Catalyst Academy participants listen to Matt Reid, assistant professor of civil and environmental engineering, discuss the “unseen majority” of microorganisms in soils and their outsized environmental influence.

Cornell extends partnership with Public Prep in NYC

A Cornell graduate student looks on as Curie participants try their hand at PCR analysis to distinguish cells with different DNA sequences for their research project in biomedical engineering.

Cornell University has extended its partnership to incorporate computer science instruction and opportunities for immersive, on-campus science, technology, engineering and mathematics (STEM) engagement with Public Prep, a New York City nonprofit network that develops tuition-free public pre-K and single-sex elementary and middle schools.

Through the College Completion Initiative, Girls Prep and Boys Prep Bronx middle school scholars, as well as Girls Prep alumnae in high school, will have increased opportunities to pursue week-long, campus-based experiences in which they take college classes, live in dorms and gain exposure to college life at Cornell’s Ithaca campus.

Since 2012, more than 60 Girls Prep middle school scholars have spent a week during summer break in Ithaca taking pre-college classes in veterinary science, physics, filmmaking and science fiction writing.

The expanded partnership includes:

In 2017, Cornell Tech on Roosevelt Island selected Girls Prep Lower East Side Middle School as a partner in its Teacher in Residence Program (TIR), in which an experienced computer science educator spends one day a week at Girls Prep, meeting with faculty to provide professional and curriculum development and instructional coaching in computing education. Through the TIR program, Cornell Tech aims to bring computing education to 630 Girls Prep middle school scholars. Cornell Tech is a partner of the New York City Department of Education’s CS4All initiative and the national CSforAll Consortium.

Cornell Engineering’s Office of Diversity Programs has agreed to a three-year partnership in which each year six Girls Prep rising 11th or 12th grade alumnae will be given priority consideration for admission to two summer residential engineering programs. The week-long programs, both led by Cornell faculty and graduate students, are Curie Academy (for high school girls who excel in math and science) and Catalyst Academy (designed to attract students from backgrounds underrepresented in the fields of science, technology, engineering and math).

“This is a welcome partnership because our values are in lockstep. If some of the young women of Girls Prep decide to matriculate at Cornell they will be joining a college that achieved 51 percent female representation for our first-year class that entered in fall 2017 and where the average GPAs in the college are about at parity between men and women. Moreover, in addition to the growing number of underrepresented minority students in Cornell Engineering, they are graduating at a rate of 87 percent with an engineering degree,” said Mark E. Lewis, senior associate dean for diversity and faculty development.

Said Diane Levitt, Cornell Tech senior director of K-12 partnerships: “We are thrilled to work with Public Prep through the Teacher in Residence program. We appreciate and share Girls Prep’s high expectations for their students and their commitment to prepare them for the digital age. In Girls Prep we have found an ideal partner: leadership with vision, committed, highly professional teachers, and students excited about learning.”

Ian Rowe ’85, CEO of Public Prep said: “At Public Prep, we are determined to graduate 8th-grade scholars who thrive in ‘right-fit,’ college-prep public, private or parochial high schools, and ultimately earn a four-year college degree. These pre-college activities at Cornell and Cornell Tech will help our Boys Prep and Girls Prep middle school scholars – and Girls Prep alumnae in high school – accumulate the types of collegiate experiences that better equip them to handle the academic rigor and social transitions necessary to successfully complete college on time.”

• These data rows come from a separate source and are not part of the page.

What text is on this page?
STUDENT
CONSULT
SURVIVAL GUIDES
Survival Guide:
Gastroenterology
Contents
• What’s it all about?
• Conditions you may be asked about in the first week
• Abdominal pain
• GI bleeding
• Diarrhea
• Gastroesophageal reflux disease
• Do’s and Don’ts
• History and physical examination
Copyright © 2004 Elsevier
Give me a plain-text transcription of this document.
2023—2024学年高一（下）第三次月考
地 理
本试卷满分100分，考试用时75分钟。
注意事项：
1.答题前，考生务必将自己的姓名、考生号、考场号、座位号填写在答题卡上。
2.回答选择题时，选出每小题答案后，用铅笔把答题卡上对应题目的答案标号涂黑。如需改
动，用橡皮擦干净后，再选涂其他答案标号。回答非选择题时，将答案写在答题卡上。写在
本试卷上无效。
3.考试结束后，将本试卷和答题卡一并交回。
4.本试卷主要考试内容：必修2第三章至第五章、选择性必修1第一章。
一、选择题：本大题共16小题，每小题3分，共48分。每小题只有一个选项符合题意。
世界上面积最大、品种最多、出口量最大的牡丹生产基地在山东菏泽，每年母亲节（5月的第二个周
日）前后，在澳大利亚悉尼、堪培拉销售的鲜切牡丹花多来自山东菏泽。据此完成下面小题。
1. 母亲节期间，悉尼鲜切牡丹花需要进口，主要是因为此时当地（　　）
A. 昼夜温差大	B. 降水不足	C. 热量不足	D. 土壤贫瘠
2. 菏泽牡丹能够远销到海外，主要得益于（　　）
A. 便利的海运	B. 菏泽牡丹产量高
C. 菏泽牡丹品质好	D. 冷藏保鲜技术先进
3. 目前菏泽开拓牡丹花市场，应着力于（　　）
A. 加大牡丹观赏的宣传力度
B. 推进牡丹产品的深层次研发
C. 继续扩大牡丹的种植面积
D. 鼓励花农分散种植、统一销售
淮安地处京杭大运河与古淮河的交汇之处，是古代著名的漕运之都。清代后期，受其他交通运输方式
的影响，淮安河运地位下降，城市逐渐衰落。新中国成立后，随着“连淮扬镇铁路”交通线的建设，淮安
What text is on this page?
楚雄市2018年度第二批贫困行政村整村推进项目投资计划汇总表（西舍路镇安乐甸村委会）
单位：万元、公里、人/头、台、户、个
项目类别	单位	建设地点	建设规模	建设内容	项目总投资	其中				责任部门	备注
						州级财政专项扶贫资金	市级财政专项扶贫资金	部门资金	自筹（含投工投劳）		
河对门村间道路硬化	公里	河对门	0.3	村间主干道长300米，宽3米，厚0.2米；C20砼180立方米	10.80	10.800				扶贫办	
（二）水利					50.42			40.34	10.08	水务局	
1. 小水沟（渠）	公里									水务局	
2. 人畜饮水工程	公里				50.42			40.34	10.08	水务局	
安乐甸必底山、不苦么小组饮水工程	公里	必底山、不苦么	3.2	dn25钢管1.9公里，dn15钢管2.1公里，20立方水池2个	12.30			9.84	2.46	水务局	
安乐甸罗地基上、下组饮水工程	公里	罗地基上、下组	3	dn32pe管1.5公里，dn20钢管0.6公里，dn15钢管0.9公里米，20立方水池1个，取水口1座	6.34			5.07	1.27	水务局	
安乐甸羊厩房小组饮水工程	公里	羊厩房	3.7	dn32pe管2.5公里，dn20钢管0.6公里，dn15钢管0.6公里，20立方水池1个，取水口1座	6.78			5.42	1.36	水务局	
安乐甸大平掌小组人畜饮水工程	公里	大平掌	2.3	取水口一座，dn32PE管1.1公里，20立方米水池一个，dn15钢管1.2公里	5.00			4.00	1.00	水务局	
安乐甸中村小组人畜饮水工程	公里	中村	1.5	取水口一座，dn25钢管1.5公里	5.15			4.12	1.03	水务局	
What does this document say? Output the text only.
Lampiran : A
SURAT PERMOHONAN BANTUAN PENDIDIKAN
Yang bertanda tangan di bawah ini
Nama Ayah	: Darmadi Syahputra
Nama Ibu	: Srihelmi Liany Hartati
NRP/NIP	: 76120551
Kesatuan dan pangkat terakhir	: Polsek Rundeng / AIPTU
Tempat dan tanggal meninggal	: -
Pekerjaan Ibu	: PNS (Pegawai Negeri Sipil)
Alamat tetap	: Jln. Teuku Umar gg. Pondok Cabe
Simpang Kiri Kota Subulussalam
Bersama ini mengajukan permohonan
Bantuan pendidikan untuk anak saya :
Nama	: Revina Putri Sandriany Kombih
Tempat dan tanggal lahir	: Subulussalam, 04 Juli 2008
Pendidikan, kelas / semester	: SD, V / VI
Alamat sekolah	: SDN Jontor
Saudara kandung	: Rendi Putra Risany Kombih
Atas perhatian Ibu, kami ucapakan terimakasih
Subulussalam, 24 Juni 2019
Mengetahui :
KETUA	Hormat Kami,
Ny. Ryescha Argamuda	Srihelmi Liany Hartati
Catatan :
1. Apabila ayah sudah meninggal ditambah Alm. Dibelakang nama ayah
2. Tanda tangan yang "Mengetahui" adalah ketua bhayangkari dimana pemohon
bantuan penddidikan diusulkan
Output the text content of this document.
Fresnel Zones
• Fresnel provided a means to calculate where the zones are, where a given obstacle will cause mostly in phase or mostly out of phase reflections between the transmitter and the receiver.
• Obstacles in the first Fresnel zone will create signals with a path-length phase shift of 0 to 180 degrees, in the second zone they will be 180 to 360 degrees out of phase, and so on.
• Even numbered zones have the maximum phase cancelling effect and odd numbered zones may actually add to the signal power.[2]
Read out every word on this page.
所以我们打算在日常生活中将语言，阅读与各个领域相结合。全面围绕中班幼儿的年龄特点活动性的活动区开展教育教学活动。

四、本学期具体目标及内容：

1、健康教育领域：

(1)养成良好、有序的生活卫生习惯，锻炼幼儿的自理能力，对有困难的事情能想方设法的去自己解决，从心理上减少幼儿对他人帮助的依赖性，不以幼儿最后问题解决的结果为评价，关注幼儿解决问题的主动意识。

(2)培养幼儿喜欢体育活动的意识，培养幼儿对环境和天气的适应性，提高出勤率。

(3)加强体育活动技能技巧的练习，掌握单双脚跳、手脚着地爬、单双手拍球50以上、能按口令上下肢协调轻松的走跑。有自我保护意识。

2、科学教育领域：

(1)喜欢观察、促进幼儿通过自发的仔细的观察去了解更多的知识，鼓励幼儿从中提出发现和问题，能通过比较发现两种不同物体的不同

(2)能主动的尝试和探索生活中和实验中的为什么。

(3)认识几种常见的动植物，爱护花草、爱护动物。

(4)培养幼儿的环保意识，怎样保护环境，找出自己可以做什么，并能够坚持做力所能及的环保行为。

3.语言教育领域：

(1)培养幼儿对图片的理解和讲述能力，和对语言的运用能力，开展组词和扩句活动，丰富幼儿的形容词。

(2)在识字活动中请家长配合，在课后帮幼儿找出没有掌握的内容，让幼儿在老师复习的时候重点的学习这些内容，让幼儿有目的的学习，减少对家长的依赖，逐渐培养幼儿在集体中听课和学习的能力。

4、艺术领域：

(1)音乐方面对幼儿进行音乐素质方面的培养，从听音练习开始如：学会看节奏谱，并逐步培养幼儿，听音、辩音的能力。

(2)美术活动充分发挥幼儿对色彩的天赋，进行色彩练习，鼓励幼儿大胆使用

In addition to summer college, Girls Prep will also participate in the Cornell Cognition Leadership Study being conducted in partnership with the lab of Katherine Kinzler, associate professor of psychology and human development at Cornell, and the National Coalition of Girls Schools. The study, funded in part by the Cornell Center for the Study of Inequality, aims to explore the benefits of an all-girls education on leadership ideals in elementary students.